Nach Angaben aus dem Bundesgesundheitsministerium wird die Leichenschau künftig differenzierter vergütet, je nach Dauer und Aufwand. Das Ministerium rechnet im Schnitt mit 125 Euro Mehrkosten pro Todesfall für die Angehörigen. Die Linke kritisierte die Gebührenerhöhung. Nach Angaben von Achim Kessler, zuständig für Gesundheitsthemen in der Bundestagsfraktion der Partei, steigen die Gebühren durch die Änderung von derzeit 51 auf bis zu 254 Euro pro Todesfall.

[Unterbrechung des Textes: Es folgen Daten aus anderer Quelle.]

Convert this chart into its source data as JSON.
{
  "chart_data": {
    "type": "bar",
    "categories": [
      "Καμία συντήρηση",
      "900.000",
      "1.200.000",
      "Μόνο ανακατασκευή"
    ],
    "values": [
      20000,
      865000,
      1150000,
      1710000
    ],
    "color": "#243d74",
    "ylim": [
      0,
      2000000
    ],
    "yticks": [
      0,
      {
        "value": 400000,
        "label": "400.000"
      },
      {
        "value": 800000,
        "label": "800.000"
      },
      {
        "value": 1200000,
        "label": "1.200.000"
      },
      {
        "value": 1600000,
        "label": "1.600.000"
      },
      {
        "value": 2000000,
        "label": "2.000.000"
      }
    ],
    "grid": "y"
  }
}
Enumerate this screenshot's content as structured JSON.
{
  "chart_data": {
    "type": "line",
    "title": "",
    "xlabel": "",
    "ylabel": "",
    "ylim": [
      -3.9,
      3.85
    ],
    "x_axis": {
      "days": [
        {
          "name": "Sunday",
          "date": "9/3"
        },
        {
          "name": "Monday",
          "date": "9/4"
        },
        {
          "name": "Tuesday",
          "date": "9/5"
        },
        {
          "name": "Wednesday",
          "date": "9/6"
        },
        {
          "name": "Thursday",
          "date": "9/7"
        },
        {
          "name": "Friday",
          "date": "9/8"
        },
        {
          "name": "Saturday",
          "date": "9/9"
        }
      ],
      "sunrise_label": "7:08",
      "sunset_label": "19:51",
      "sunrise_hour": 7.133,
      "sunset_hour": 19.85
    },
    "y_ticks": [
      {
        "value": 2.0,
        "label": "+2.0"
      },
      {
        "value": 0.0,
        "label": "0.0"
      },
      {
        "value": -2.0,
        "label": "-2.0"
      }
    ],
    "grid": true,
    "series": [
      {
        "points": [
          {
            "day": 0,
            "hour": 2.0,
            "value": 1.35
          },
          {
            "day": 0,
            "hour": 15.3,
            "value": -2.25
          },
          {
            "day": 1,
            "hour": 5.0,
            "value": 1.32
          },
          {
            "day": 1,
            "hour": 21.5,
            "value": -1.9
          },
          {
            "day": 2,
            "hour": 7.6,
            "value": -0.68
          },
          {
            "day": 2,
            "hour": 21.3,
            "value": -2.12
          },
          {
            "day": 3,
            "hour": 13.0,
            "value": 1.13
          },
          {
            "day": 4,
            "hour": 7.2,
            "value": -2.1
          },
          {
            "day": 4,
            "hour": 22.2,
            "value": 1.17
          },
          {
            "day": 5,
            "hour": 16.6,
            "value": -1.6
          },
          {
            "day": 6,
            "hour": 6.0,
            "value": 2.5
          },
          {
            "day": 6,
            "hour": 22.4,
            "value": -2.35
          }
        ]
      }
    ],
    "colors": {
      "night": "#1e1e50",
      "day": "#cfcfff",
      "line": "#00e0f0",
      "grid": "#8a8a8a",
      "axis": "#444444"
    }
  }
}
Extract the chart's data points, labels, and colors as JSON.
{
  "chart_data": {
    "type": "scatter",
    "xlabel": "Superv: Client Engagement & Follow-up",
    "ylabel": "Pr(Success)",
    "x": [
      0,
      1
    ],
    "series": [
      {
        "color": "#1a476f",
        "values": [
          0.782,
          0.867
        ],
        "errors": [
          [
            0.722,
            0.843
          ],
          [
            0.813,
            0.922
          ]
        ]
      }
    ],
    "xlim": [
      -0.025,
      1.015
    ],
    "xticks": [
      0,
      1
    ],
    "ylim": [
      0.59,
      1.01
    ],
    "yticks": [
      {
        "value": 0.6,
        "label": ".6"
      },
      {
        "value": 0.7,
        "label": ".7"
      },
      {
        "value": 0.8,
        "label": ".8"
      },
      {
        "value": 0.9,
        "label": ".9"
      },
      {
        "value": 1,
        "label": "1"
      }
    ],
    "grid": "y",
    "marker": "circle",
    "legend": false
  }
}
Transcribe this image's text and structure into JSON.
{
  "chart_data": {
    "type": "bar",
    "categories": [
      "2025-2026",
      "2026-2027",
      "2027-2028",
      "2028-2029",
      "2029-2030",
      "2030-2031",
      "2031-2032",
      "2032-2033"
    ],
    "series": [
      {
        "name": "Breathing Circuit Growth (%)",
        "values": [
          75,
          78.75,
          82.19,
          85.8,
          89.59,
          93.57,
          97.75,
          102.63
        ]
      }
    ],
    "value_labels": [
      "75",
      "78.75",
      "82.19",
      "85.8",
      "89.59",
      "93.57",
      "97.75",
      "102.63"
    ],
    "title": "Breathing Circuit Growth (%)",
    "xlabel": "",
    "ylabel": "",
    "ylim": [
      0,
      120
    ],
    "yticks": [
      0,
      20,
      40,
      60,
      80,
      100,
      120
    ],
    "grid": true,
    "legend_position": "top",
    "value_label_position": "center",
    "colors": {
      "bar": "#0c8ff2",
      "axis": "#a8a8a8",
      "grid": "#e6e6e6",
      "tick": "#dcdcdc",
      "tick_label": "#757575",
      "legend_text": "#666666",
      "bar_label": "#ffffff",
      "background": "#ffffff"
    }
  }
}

Die Leichenschau und das Ausstellen eines Totenscheins müssten von den Krankenkassen bezahlt werden, forderte Kessler. "Wer stirbt, wird derzeit automatisch zum Privatpatienten. Das ist der falsche Weg."
 

 
Kritik kam auch von der Deutschen Stiftung Patientenschutz: "Mehr Geld für die Leichenschauen, die Lobby der Ärzte funktioniert", sagte Vorstand Eugen Brysch. Es sei aber stark zu bezweifeln, ob die Qualität auch steigt. "Denn niemand prüft den tatsächlichen Aufwand in der Praxis". Brysch forderte eine "qualifizierte Leichenschau von Experten", um Verstorbene gleichzeitig auf mögliche Tötung, Missbrauch und Pflegefehler zu untersuchen.